Published:Wednesday | April 28, 2010 | 12:00 AM

André Wright, Night Editor

Outgoing South African High Commissioner Faith Radebe has defended her country's stance on the Robert Mugabe government in neighbouring Zimbabwe, arguing that intervention beyond diplomatic arm-twisting would be anti-democratic and counterproductive.

In an interview with The Gleaner last Thursday, Radebe credited the mediation of former South African President Thabo Mbeki and Jacob Zuma, the current president, for Mugabe's inclusion of once-spurned Opposition Leader Morgan Tsvangirai in a coalition, with the latter assuming the post of prime minister.

The intrigue unfolding in Zimbabwe over the last decade has been intense, as the Mugabe administration has been weighed down with multiple crises ranging from food shortages and stratospheric devaluation of its dollar to a population exodus and political cross-fighting.

Radebe, however, expressed confidence that all was not lost.

"We're speaking about a country where elections are going to be held soon.
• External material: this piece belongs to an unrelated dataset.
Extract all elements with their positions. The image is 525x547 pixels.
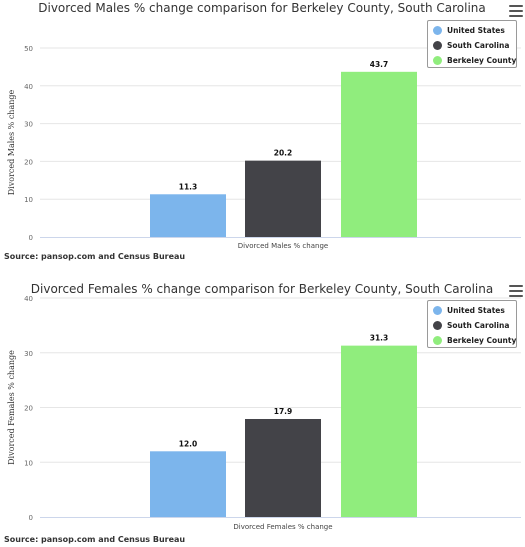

It is (because of) South Africa," said Radebe, who ends her ambassadorial tour in Jamaica early next month to take charge of her new role back home as inspector general of intelligence.

"If people of the world are thinking about South Africa invading Zimbabwe, we recognise the government of each and every country as independent. We cannot play bully boy in Africa!"

Strange bedfellows

However, Mugabe and Tsvangirai make strange bedfellows, and the unity government they have forged has been akin to a bad marriage from the get-go - fraught with tension and dispute. Mugabe still maintains real authority in the southern African nation, which gained independence in 1980, and top government posts have largely been assigned to allies in order to maintain his grip on power.

South Africa's concerns about, and diplomacy towards, Zim-babwe hinge largely on the fact that they are bordering states. Instability and civil war would have major repercussions for South Africa, which is already burdened with a wave of illegal Zimbabwean migrants fleeing economic decline and political victimisation. Anywhere between one and three million Zimbabweans have already descended on South Africa in recent years.

"Remember that we are the neighbours of Zimbabwe. Anything that affects Zimbabwe, we are affected," she told The Gleaner.

"If the Zimbabwean economy doesn't thrive, the South African economy doesn't thrive; if the Zimbabwean government falls, the South African government suffers. We've got to tread very carefully when we deal with Zimbabwe."

The high commissioner argued that South Africa remained committed to the twin responsibility of buttressing Zimbabwe's democratic platform - however shaky - and its sovereignty.

"I do not think the world wants a failed state," she said.

Radebe, whose diplomatic radius covers the Commonwealth Caribbean, was equally resistant to calls for the 86-year-old Mugabe to step down, despite the eroding legitimacy of his 30-year rule in the eyes of some international partners, mainly Britain and Australia.

"That is the problem of the people of Zimbabwe. ... My country's role is to make that country work. If the people of Zimbabwe don't want Mr Mugabe, they will vote him out."